This teabread is really yummy and so easy, the hardest part is remembering to soak the fruit the day before. It was inspired from Delia’s tea bread  but I have made some adjustments.

INGREDIENTS

  • 8oz/225g raisins
  • 8oz/225g currants
  • 8oz/225g sultanas
  • 4oz/110g whole candied peel, cut into ¼ inch (5 mm) pieces (leave out if preferred)
  • 8oz/225g demerera sugar
  • 10 floz/275ml hot tea
  • 1 large egg at room temperature, lightly beaten with 2 tablespoons milk
  • 1lb/450g self-raising flour

 

You will also need two 1 lb (450g) loaf tins (6 x 3¾ x 2¾ inches; 15 x 19.5 x 7 cm), the bases lined with silicone paper (parchment).
 
METHOD
  1. Begin this the evening before by placing all the fruits, including the candied peel, in a bowl, then dissolve the sugar in the hot tea, pour this over the fruits, cover the bowl and leave it overnight so the fruits become plump and juicy.
  2. The next day, pre-heat the oven to gas mark 3, 325°F (170°C), then place the nuts on a baking sheet and pop them into the oven for 6-8 minutes (use a timer, as they burn easily).

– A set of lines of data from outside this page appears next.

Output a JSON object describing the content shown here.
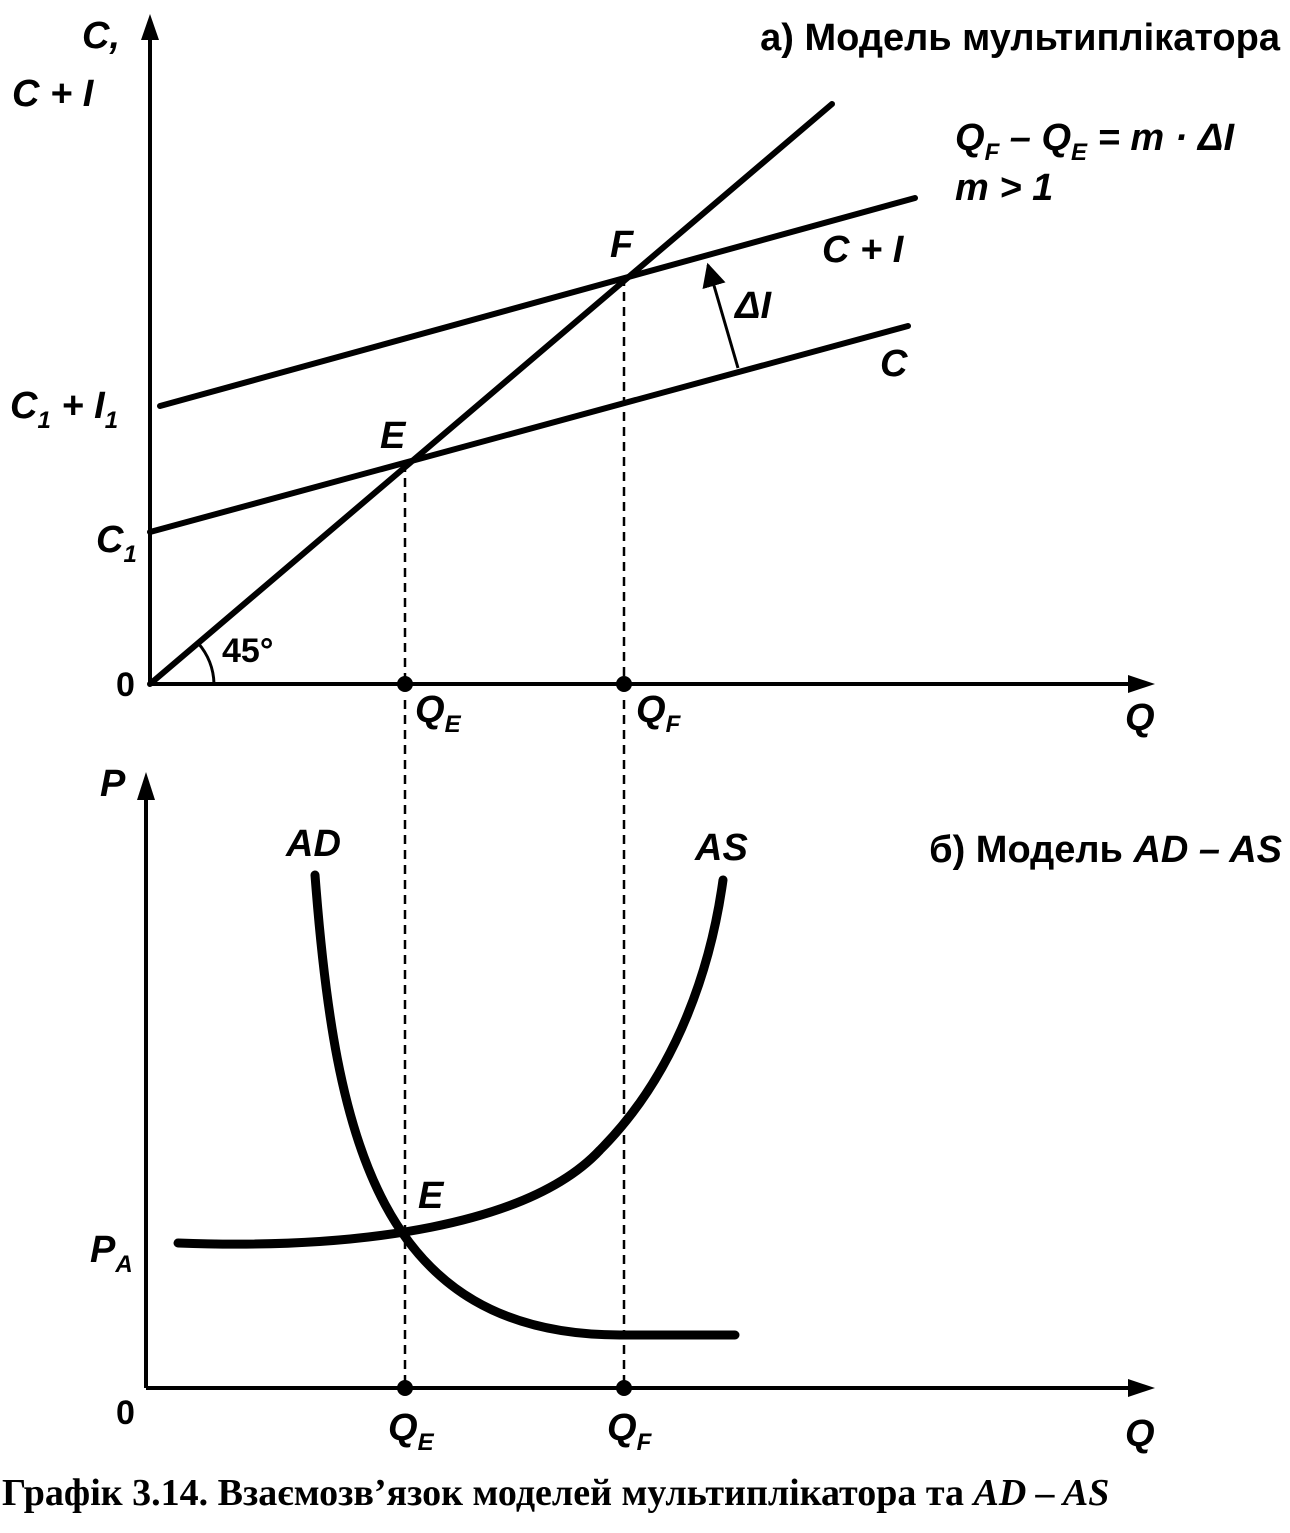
{
  "top": {
    "title": "а) Модель мультиплікатора",
    "y_axis_label_1": "C,",
    "y_axis_label_2": "C + I",
    "x_axis_label": "Q",
    "origin": "0",
    "angle_label": "45°",
    "c1i1": {
      "base": "C",
      "sub1": "1",
      "plus": " + I",
      "sub2": "1"
    },
    "c1": {
      "base": "C",
      "sub": "1"
    },
    "point_e": "E",
    "point_f": "F",
    "line_ci": "C + I",
    "line_c": "C",
    "delta_i": "ΔI",
    "formula": {
      "qf": "Q",
      "qf_sub": "F",
      "minus": " – ",
      "qe": "Q",
      "qe_sub": "E",
      "rest": " = m · ΔI"
    },
    "condition": "m > 1",
    "qe": {
      "base": "Q",
      "sub": "E"
    },
    "qf": {
      "base": "Q",
      "sub": "F"
    }
  },
  "bottom": {
    "title_prefix": "б) Модель ",
    "title_italic": "AD – AS",
    "y_axis_label": "P",
    "x_axis_label": "Q",
    "origin": "0",
    "curve_ad": "AD",
    "curve_as": "AS",
    "point_e": "E",
    "pa": {
      "base": "P",
      "sub": "A"
    },
    "qe": {
      "base": "Q",
      "sub": "E"
    },
    "qf": {
      "base": "Q",
      "sub": "F"
    }
  },
  "caption": {
    "text": "Графік 3.14. Взаємозв’язок моделей мультиплікатора та ",
    "italic": "AD – AS"
  }
}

Then, when they’re cool, roughly chop them. 
  3. Next, add the beaten egg mixture to the bowl containing the fruits. Then sift in the flour, add the toasted nuts and give everything a really good mixing. 
  4. Divide the mixture between the prepared loaf tins and bake them in the centre of the oven for 1¼-1½ hours, until they feel springy in the centre. Then straight away, loosen them with a palette knife and turn them out on to a wire rack to cool. Then have patience – it won’t be long before you can taste some.